Understanding Thresholds of Software Features for Defect Prediction

Geanderson Santos; Adriano Veloso; Eduardo Figueiredo

Geanderson Santos UFMG
Adriano Veloso UFMG
Eduardo Figueiredo UFMG

Resumo

Software defect prediction is a subject of study involving the interplay of the software engineering and machine learning areas. The current literature proposed numerous machine learning models to predict software defects from software data, such as commits and code metrics. However, existing machine learning models are more valuable when we can understand the prediction. Otherwise, software developers cannot reason why a machine learning model made such predictions, generating many questions about the model’s applicability in software projects. As explainable machine learning models for the defect prediction problem remain a recent research topic, it leaves room for exploration. In this paper, we propose a preliminary analysis of an extensive dataset to predict software defects.
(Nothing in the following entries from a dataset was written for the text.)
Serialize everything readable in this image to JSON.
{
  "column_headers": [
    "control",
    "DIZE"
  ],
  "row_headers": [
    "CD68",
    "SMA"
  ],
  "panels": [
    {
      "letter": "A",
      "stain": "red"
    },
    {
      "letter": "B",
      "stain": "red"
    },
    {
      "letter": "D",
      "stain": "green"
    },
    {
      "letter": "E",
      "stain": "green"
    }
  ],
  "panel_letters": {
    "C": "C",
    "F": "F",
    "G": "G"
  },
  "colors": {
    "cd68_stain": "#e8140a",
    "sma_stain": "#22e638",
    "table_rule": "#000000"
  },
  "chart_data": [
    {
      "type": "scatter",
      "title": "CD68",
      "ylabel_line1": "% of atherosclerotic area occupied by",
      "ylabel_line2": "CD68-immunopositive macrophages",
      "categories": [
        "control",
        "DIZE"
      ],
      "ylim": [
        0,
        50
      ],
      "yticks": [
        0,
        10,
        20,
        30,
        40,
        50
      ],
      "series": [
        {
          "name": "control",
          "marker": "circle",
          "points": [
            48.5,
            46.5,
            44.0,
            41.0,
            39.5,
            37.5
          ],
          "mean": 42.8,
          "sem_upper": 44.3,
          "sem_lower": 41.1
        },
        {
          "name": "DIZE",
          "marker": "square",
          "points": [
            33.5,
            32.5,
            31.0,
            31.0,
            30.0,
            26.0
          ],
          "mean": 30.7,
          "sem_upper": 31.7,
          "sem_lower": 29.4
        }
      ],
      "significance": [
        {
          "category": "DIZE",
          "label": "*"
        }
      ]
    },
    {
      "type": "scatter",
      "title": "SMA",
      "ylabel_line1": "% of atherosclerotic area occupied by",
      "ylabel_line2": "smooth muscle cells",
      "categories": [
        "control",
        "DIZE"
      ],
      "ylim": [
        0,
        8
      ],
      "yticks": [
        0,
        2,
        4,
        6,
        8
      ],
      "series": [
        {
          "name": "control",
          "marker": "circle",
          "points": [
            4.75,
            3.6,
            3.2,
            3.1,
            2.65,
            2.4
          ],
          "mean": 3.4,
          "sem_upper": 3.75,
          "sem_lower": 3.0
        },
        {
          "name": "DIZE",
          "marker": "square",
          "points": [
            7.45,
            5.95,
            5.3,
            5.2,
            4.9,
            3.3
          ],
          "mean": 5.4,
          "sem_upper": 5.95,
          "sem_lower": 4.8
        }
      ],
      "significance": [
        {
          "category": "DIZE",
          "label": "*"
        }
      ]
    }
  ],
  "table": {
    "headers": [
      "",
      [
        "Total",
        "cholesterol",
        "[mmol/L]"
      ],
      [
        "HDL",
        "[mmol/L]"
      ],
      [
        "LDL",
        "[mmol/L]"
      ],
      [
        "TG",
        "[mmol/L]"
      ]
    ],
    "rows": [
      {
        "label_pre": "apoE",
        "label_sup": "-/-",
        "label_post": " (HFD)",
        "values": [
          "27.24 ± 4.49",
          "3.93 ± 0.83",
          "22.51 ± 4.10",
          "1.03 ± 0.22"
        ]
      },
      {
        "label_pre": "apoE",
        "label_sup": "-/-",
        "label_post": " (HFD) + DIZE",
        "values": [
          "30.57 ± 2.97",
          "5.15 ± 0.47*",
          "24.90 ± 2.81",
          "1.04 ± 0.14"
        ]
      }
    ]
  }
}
The dataset includes 47,618 classes from 53 open-source projects and covers 66 software features related to numerous features of the code. Therefore, we offer contributions on explaining how each selected software feature favors the prediction of software defects in Java projects. Our initial results suggest that developers should keep the values of some specific software features small to avoid software defects. We hope our approach can guide more discussions about explainable machine learning for defect prediction and its impact on software development.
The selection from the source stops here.